Riunione plenaria Maturità 2026: cosa sapere su lettera, calendario e nuove regole
Riunione plenaria Maturità 2026 al via il 16 giugno: cosa decide la commissione prima degli scritti del 18 giugno.
La riunione plenaria Maturità 2026 apre ufficialmente la fase operativa dell’esame. Martedì 16 giugno, alle 8:30, presidenti e commissari si insediano nelle sedi assegnate per definire l’organizzazione delle prove, mentre gli studenti attendono la prima prova scritta di italiano del 18 giugno. È un passaggio poco visibile, ma decisivo: da qui nascono calendario, ordine degli orali e regole pratiche per candidati interni ed esterni.
Cosa decide la riunione plenaria Maturità 2026
Durante la riunione plenaria Maturità 2026, il presidente coordina i lavori e, dopo aver ascoltato i commissari, stabilisce i tempi delle riunioni preliminari delle singole commissioni. Si definiscono anche gli aspetti organizzativi principali: data di inizio dei colloqui, ordine delle classi abbinate, precedenza tra candidati interni ed esterni e convocazione in base alla lettera estratta. Di norma non possono essere esaminati più di cinque candidati al giorno, salvo esigenze motivate.
Lettera sorteggiata per l’avvio degli orali
Calendario dei colloqui comunicato ai candidati
Date dei risultati pubblicate per ciascuna classe
Calendario, lettera estratta e comunicazioni agli studenti
La lettera estratta nella plenaria stabilisce il punto di partenza dell’ordine alfabetico per il colloquio orale. Non significa che tutti sosterranno l’esame subito: il calendario viene costruito considerando classi, candidati esterni, esigenze dei commissari e tempi di correzione degli scritti. Al termine della seduta, il presidente comunica le date degli orali e quelle di pubblicazione degli esiti. Gli interni consultano il registro elettronico, mentre gli esterni ricevono le informazioni via e-mail.

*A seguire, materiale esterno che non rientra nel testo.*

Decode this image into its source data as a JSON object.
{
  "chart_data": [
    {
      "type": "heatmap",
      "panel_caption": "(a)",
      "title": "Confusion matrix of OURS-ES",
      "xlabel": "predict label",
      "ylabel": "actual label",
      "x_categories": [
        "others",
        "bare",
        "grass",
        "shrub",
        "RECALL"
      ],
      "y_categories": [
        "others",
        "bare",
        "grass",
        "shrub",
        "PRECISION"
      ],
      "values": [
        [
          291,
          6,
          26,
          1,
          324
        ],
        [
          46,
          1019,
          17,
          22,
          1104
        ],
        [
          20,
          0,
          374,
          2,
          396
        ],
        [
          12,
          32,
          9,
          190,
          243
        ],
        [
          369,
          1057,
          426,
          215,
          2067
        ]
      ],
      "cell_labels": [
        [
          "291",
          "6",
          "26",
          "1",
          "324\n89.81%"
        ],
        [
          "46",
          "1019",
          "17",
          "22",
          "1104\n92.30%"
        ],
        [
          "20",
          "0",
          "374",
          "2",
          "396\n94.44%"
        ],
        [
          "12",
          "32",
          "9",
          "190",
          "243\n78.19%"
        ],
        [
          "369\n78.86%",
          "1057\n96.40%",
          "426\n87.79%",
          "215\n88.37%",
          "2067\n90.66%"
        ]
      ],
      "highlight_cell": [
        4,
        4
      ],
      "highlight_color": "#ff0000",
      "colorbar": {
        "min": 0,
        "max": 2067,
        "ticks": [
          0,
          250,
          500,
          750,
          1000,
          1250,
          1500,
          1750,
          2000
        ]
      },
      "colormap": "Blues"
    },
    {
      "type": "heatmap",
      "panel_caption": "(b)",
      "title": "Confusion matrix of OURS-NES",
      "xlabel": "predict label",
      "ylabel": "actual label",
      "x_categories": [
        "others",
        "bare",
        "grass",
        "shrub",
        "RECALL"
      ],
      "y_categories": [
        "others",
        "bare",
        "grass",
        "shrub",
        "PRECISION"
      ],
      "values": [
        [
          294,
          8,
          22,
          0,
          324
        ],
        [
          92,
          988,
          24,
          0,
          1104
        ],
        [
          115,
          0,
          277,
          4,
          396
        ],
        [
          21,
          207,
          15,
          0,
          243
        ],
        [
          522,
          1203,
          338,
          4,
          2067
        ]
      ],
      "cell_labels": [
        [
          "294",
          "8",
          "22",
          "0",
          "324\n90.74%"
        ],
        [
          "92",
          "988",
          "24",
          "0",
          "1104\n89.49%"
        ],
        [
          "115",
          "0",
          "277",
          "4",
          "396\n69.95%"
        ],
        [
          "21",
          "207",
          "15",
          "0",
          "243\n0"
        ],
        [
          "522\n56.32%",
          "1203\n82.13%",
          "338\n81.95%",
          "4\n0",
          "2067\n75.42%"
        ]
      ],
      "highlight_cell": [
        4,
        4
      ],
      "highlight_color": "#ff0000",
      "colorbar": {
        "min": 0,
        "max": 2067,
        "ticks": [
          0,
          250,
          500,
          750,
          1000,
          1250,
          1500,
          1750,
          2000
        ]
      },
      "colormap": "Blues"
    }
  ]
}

Le novità della Maturità 2026 per prove e commissioni
La Maturità 2026 introduce cambiamenti rilevanti. Le commissioni d’esame sono più snelle: presidente esterno, due commissari interni e due esterni. Il colloquio non parte più da un documento a sorpresa e si concentra sulle quattro discipline indicate per ogni indirizzo, oltre a valorizzare percorso personale, competenze, educazione civica e formazione scuola-lavoro. Nella valutazione entra il riferimento alla maturazione personale, all’autonomia e alla responsabilità dello studente.
Bonus, nome dell’esame e attenzione al colloquio orale
Tra le novità compare anche il bonus: potrà essere attribuito a chi parte da almeno 90/100. Resta centrale il voto finale, costruito con crediti, due prove scritte e colloquio orale Maturità. Cambia anche la comunicazione istituzionale: torna la denominazione “Esame di Maturità”, più vicina al linguaggio comune. Per prepararsi bene, conviene leggere il calendario appena pubblicato, controllare le materie del colloquio e organizzare un ripasso mirato, senza trascurare il racconto del proprio percorso.